Callum looks at me. He expects the operational answer.
"Do it her way," I say.
Livia continues. "Every image and incident record mirrors outside the estate in real time. No one opens the service panel before independent documentation. No one lifts the lining until the room is secured under the revised protocol."
Ethan nods as each requirement becomes an action.
Callum lowers his voice. "If there is an immediate threat, I override."
"If there is an immediate threat, you move people," Livia says. "You do not take sole custody of the evidence."
"Agreed."
The answer comes from me before Callum can qualify it.
Livia holds my gaze for one beat, then turns back to Ethan.
Ethan's tablet vibrates. He studies the old estate plans beside the preserved Vantage permissions.
"The service passage was included in the Vantage access map," he says. "Not by room name. It appears as a utility inspection corridor. The temporary credential queried its exterior control before the project was suspended."
"Peter's token?" I ask.
"The nested operator number, yes. We still cannot prove who carried it."

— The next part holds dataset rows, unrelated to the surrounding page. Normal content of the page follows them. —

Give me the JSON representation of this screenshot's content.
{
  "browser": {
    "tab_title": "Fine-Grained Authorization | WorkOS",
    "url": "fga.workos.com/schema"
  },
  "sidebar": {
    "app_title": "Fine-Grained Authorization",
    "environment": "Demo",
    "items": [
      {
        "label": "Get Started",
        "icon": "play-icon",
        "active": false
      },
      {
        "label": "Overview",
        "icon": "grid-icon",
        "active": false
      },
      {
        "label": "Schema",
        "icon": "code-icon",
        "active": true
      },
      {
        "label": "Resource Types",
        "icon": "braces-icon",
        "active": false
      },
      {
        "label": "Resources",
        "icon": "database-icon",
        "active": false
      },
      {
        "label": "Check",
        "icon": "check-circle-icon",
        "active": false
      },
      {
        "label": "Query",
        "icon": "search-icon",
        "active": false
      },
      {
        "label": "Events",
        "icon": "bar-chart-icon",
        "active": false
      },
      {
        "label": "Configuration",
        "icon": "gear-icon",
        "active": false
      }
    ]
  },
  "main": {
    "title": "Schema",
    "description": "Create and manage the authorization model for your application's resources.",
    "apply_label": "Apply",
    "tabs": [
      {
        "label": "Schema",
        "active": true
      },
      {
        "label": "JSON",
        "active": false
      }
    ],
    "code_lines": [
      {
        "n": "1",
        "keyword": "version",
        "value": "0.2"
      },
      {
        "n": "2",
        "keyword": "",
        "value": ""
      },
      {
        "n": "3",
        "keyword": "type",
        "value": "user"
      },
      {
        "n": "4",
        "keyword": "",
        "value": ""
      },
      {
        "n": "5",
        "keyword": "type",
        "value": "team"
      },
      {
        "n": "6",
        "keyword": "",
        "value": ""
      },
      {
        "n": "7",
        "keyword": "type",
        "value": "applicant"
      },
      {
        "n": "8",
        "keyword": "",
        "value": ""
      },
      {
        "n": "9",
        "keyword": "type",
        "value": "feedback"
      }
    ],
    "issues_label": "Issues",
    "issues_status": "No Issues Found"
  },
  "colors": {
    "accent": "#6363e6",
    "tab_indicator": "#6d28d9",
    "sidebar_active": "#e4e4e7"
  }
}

Conrad's project remains the visible route. Peter's service-level knowledge fits the method. Neither identifies who directs the operation.
I built my life around the belief that control could keep people inside my walls safe.
Livia stands in the breached corridor and gives my security the plan that keeps the evidence intact.
Whoever entered did not come for the photograph or the history we had already exposed.
They came for whatever Gideon hid beneath the presentation case lining.